“This past weekend the non-partisan Congressional Budget Office (CBO) presented an updated cost estimate of Obamacare, and like many updated estimates before it, this one paints the long term impact of the law in a much less favorable light then was originally promised by its supporters.
“While we already know that the long-term cost of the bill will add enormously to the national debt, two findings from this weekend in particular are troubling.
“We are now learning that more workers will lose their existing employer insurance coverage than originally thought and more people will remain uninsured, even under the dramatic coverage and cost expansion the law creates.
“In 2010, the CBO estimated that about 3 million people would lose their employment-based coverage, but updated estimates find that it will be 7 million. While a number of factors come into play here, one key reason for the change is that there has been “increased employer responsiveness to alternative options.” In other words, employers are discovering that they would rather pay a $2,000 fine to the government instead of subsidizing their employee’s plans, which would cost them about $10,000 for a family policy. If this trend continues, the overall cost of the bill will swell exponentially when it is implemented.
“We have long known that millions of people would remain uninsured under Obamacare, but the total estimated number continues to increase. Currently there are about 48 million Americans uninsured. In 2010 the CBO estimated that under Obamacare that number would decrease to about 20 million uninsured by 2016, but new projections show that number will be closer to 30 million. This 50% increase can be attributed partially to the Supreme Court ruling that states could not be forced to expand their Medicaid programs. Regardless, things are not heading in the right direction.

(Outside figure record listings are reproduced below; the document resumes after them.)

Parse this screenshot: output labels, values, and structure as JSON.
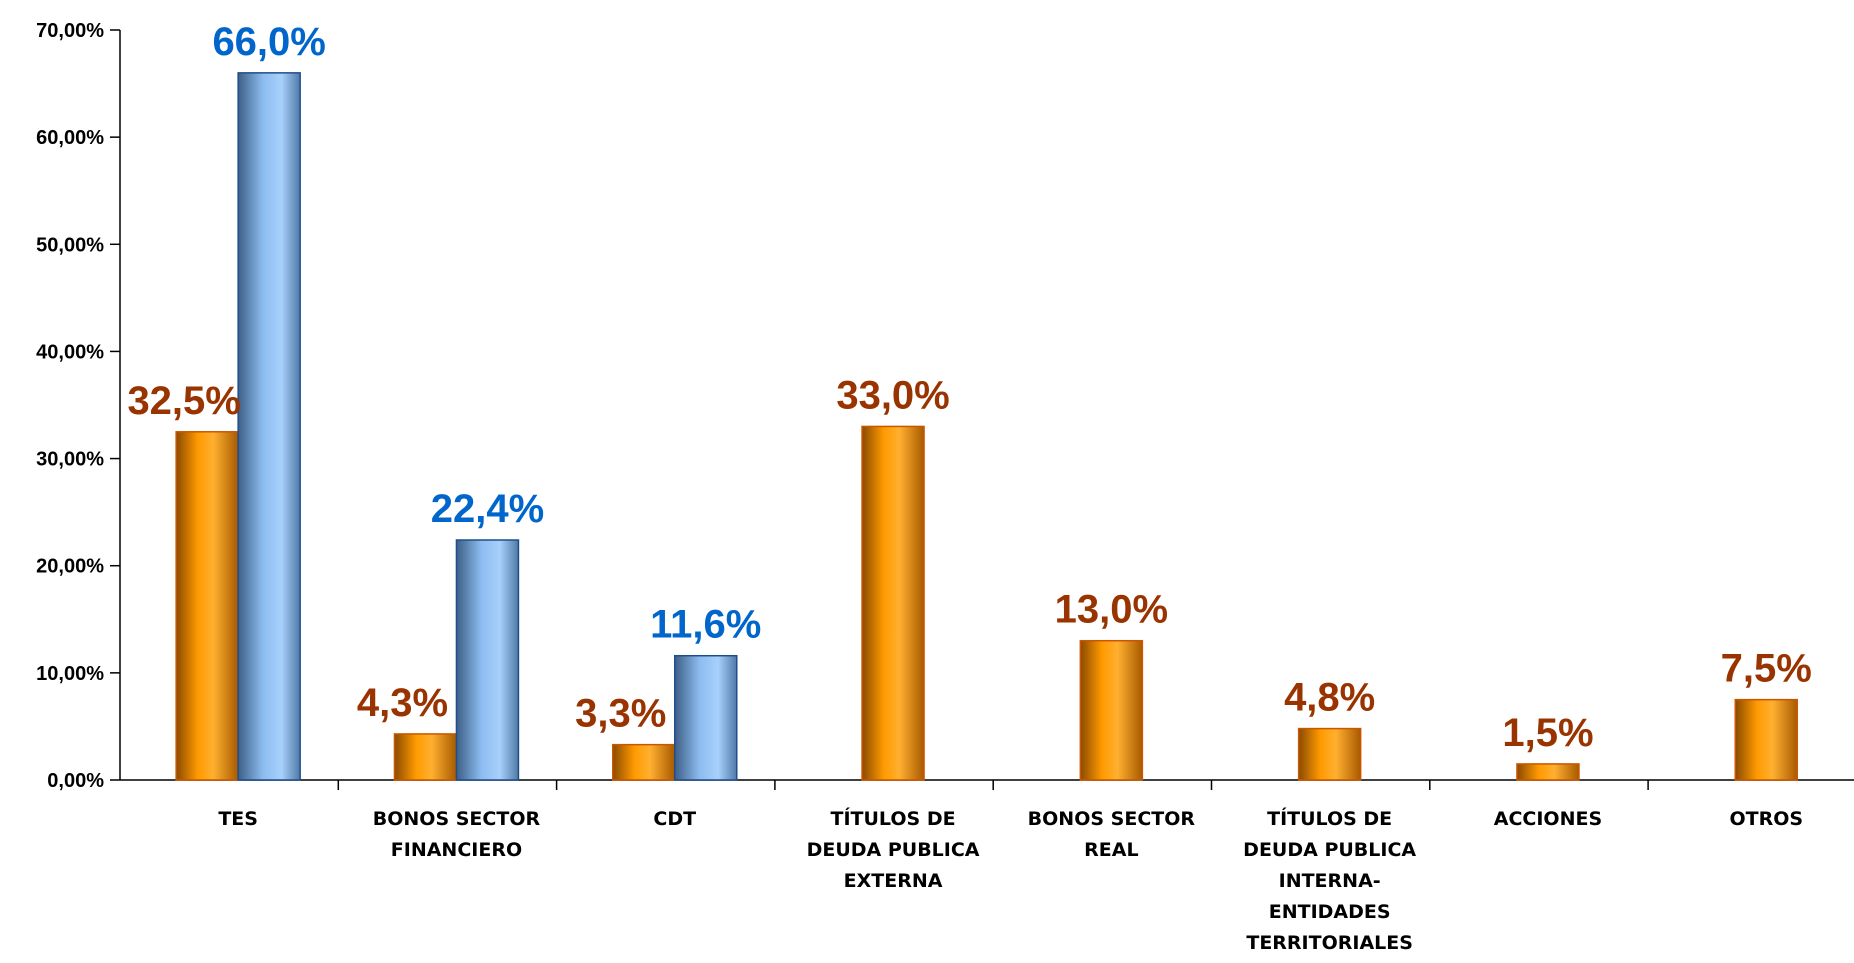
{
  "chart_data": {
    "type": "bar",
    "title": "",
    "xlabel": "",
    "ylabel": "",
    "ylim": [
      0,
      70
    ],
    "y_ticks": [
      "0,00%",
      "10,00%",
      "20,00%",
      "30,00%",
      "40,00%",
      "50,00%",
      "60,00%",
      "70,00%"
    ],
    "grid": false,
    "legend": "none",
    "categories": [
      [
        "TES"
      ],
      [
        "BONOS SECTOR",
        "FINANCIERO"
      ],
      [
        "CDT"
      ],
      [
        "TÍTULOS DE",
        "DEUDA PUBLICA",
        "EXTERNA"
      ],
      [
        "BONOS SECTOR",
        "REAL"
      ],
      [
        "TÍTULOS DE",
        "DEUDA PUBLICA",
        "INTERNA-",
        "ENTIDADES",
        "TERRITORIALES"
      ],
      [
        "ACCIONES"
      ],
      [
        "OTROS"
      ]
    ],
    "series": [
      {
        "color": "#ff9900",
        "label_color": "#993300",
        "values": [
          32.5,
          4.3,
          3.3,
          33.0,
          13.0,
          4.8,
          1.5,
          7.5
        ],
        "labels": [
          "32,5%",
          "4,3%",
          "3,3%",
          "33,0%",
          "13,0%",
          "4,8%",
          "1,5%",
          "7,5%"
        ]
      },
      {
        "color": "#99ccff",
        "label_color": "#0066cc",
        "values": [
          66.0,
          22.4,
          11.6,
          null,
          null,
          null,
          null,
          null
        ],
        "labels": [
          "66,0%",
          "22,4%",
          "11,6%",
          null,
          null,
          null,
          null,
          null
        ]
      }
    ]
  }
}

“In addition, the government agency implementing many portions of Obamacare - including the controversial individual health insurance mandate tax - is the IRS, an agency that has not lately been praised for its impartiality or transparency. That is why I have cosponsored H.R. 2009, which would prevent the IRS from implementing or enforcing Obamacare.
“As my initial fears about Obamacare are playing out, I am continuing to support efforts to delay, alter, or repeal provisions of the law. Unfortunately, unless the Senate acts on one of these bills, Obamacare will be coming fully into effect next year. President Obama is unlikely to accept any changes to what he considers his signature accomplishment. That being said, as this law is implemented, its problems will become clear to opponents and supporters alike. Until then, I will continue to register my disapproval and work to return health care decisions back into the hands of patients, families, and doctors.”